Yes. The report follows RBI/IBA formatting with CMA data, DSCR and 5-year projections, and is accepted by SBI, PNB, Bank of Baroda, Canara Bank and other nationalised and private banks across Purnia and Bihar, as well as the local DIC office for subsidy schemes.
Most printing press projects in Purnia fall in the ₹5–50 Lakh range. Under PMEGP (15–35% margin-money subsidy) and other schemes like PMEGP, CGTMSE, MUDRA Tarun, banks typically fund 75–90% of the project cost as term loan plus working capital, with the balance as promoter contribution.
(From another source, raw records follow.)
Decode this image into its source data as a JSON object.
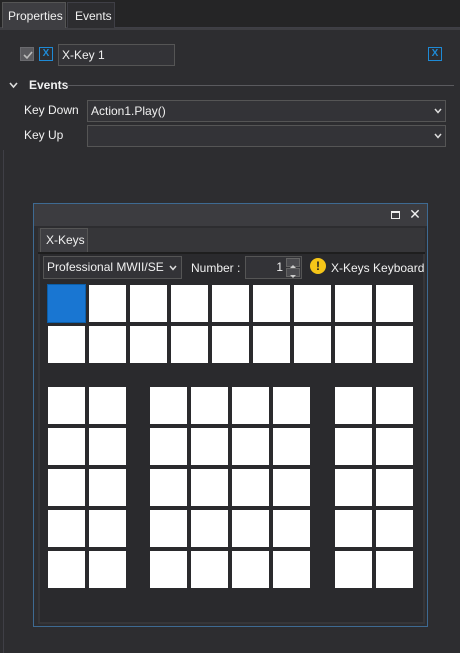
{
  "tabs": [
    {
      "label": "Properties",
      "active": true
    },
    {
      "label": "Events",
      "active": false
    }
  ],
  "properties": {
    "enabled_checked": true,
    "x_badge": "X",
    "name_value": "X-Key 1",
    "right_badge": "X"
  },
  "events_section": {
    "title": "Events",
    "expanded": true,
    "rows": [
      {
        "label": "Key Down",
        "value": "Action1.Play()"
      },
      {
        "label": "Key Up",
        "value": ""
      }
    ]
  },
  "window": {
    "maximize_icon": "maximize-icon",
    "close_icon": "close-icon",
    "close_glyph": "✕",
    "tab_label": "X-Keys",
    "model_select": {
      "value": "Professional MWII/SE"
    },
    "number_label": "Number :",
    "number_value": "1",
    "warning_glyph": "!",
    "keyboard_label": "X-Keys Keyboard",
    "selected_key_index": 0
  },
  "colors": {
    "background": "#2d2d30",
    "accent": "#1e8ad6",
    "selected_key": "#1976d2",
    "warning": "#f5c518"
  }
}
For a printing press, the most commonly used schemes are PMEGP, CGTMSE, MUDRA Tarun. The report is configured to match whichever scheme you choose at generation time.
Aadhaar, PAN, address proof for Purnia, passport photos, quotations for machinery/equipment, Udyam (MSME) registration and bank statements. The project report itself is generated by Cred — you only attach your KYC and quotations.
Under 60 seconds. Fill the form, pick your scheme and loan amount, and the AI drafts the full report with Purnia-specific assumptions. The first report is free; clean Word/Excel/PDF exports are ₹499.
Yes. Every report is fully editable and exports to Word (.docx) and Excel (.xlsx), so your CA or consultant in Purnia can adjust projections, machinery costs or working capital before submitting to the bank.
Under PMEGP, the maximum subsidy is 25% of the project cost for general category (up to ₹10 lakh) and 35% for special categories (SC/ST/OBC/minorities/women/physically handicapped, up to ₹15 lakh). For a ₹10 lakh project, you can get ₹2.5 lakh to ₹3.5 lakh subsidy. The subsidy is released after the loan is disbursed and the business is operational.
Yes, under CGTMSE (Credit Guarantee Fund Trust for Micro and Small Enterprises), you can get collateral-free loans up to ₹2 crore. For loans up to ₹10 lakh, no collateral is required. For loans above ₹10 lakh, the guarantee coverage is 75% for women and 60% for others. This scheme is ideal for small printing businesses.
MUDRA Tarun loans (₹10 lakh to ₹20 lakh) have a repayment period of 3 to 5 years, with a moratorium of 6 to 12 months. Interest rates are market-linked, typically 10-14% per annum. The loan is repaid in monthly or quarterly installments. Ensure your project report shows sufficient cash flow to service the debt.